Configuring the variables.tf file
#log in to https://portal.airbyte.com generate, save and populate the variable with an API key
variable "api_key" {
type = string
default = ""
}
#workspace_id is found in the url to the Airbyte Cloud account https://cloud.airbyte.com/workspaces/<workspace_id>/settings/dbt-cloud
variable "workspace_id" {
type = string
default = ""
}
#Google spreadsheet id and Google private key
variable "spreadsheet_id" {
type = string
default = ""
}
variable "google_private_key" {
type = string
default = ""
}
# Teradata Vantage connection credentials
variable "host" {
type = string
default = ""
}
variable "username" {
type = string
default = "demo_user"
}
variable "password" {
type = string
default = ""
}
Execution Commands
Run terraform init
pull down provider plugin from terraform provider page and initialize a working Terraform directory.
This command should only be run after writing a new Terraform configuration or cloning an existing one from version control.
Run terraform plan
to display the execution plan Terraform will use to create resource and make modifications to infrastructure.

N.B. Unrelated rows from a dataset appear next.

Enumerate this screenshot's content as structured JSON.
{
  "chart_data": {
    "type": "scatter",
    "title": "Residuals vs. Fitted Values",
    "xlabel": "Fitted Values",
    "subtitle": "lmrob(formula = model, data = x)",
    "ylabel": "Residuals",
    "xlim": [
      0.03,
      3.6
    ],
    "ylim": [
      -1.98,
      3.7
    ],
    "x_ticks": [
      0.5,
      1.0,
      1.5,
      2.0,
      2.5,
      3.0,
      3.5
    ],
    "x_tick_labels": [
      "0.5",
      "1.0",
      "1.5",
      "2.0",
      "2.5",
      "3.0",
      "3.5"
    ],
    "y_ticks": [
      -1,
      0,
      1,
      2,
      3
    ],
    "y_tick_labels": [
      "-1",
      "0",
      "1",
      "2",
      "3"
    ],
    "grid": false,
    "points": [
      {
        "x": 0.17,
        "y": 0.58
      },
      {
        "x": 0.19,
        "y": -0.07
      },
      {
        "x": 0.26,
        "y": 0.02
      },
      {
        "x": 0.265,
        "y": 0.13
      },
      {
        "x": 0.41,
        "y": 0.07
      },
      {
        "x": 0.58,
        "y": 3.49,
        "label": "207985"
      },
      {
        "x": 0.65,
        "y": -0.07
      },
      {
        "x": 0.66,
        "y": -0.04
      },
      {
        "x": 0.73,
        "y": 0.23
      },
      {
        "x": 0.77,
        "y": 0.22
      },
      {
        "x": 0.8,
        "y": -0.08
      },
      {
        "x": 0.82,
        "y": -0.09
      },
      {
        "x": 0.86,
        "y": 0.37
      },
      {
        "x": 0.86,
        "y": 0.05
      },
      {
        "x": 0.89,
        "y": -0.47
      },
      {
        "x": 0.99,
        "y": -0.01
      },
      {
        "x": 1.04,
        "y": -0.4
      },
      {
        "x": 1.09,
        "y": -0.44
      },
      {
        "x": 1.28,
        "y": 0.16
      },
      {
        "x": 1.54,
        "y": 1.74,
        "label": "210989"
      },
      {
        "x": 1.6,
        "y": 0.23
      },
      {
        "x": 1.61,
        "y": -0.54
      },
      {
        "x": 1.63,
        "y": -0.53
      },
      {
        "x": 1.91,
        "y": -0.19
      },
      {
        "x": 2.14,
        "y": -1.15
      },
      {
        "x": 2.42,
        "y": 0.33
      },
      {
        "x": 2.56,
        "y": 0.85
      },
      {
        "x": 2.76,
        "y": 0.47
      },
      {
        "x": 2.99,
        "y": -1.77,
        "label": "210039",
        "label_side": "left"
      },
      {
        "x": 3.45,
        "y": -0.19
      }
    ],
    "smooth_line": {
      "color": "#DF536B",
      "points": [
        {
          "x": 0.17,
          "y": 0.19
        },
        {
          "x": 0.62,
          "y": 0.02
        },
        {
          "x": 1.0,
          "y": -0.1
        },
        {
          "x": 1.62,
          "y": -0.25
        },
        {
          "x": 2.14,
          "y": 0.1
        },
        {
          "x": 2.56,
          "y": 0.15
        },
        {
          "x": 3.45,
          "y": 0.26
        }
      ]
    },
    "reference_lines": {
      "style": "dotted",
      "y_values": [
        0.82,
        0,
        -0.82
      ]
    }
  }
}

For this example a plan for 3 new resources is created:
Connection: # airbyte_connection.googlesheets_teradata will be created
Destination: # airbyte_connection.googlesheets_teradata will be created
Source: # airbyte_source_google_sheets.my_source_gsheets will be created
Run terraform apply
and yes
to generate a plan and carry out the plan.
The terraform.tfstate
file is created after running terraform apply
for the first time. This file tracks the status of all sources, destinations, and connections managed by Terraform. For subsequent executions of Terraform apply
, Terraform compares the code in the main.tf
file with the code stored in the tfstate
file. If resources are added or removed in main.tf
, Terraform automatically updates both deployment and the .tfstate
file accordingly upon deployment. Do not modify this file by hand.
You now have a Source, Destination and Connection on Airbyte Cloud created and managed via Terraform.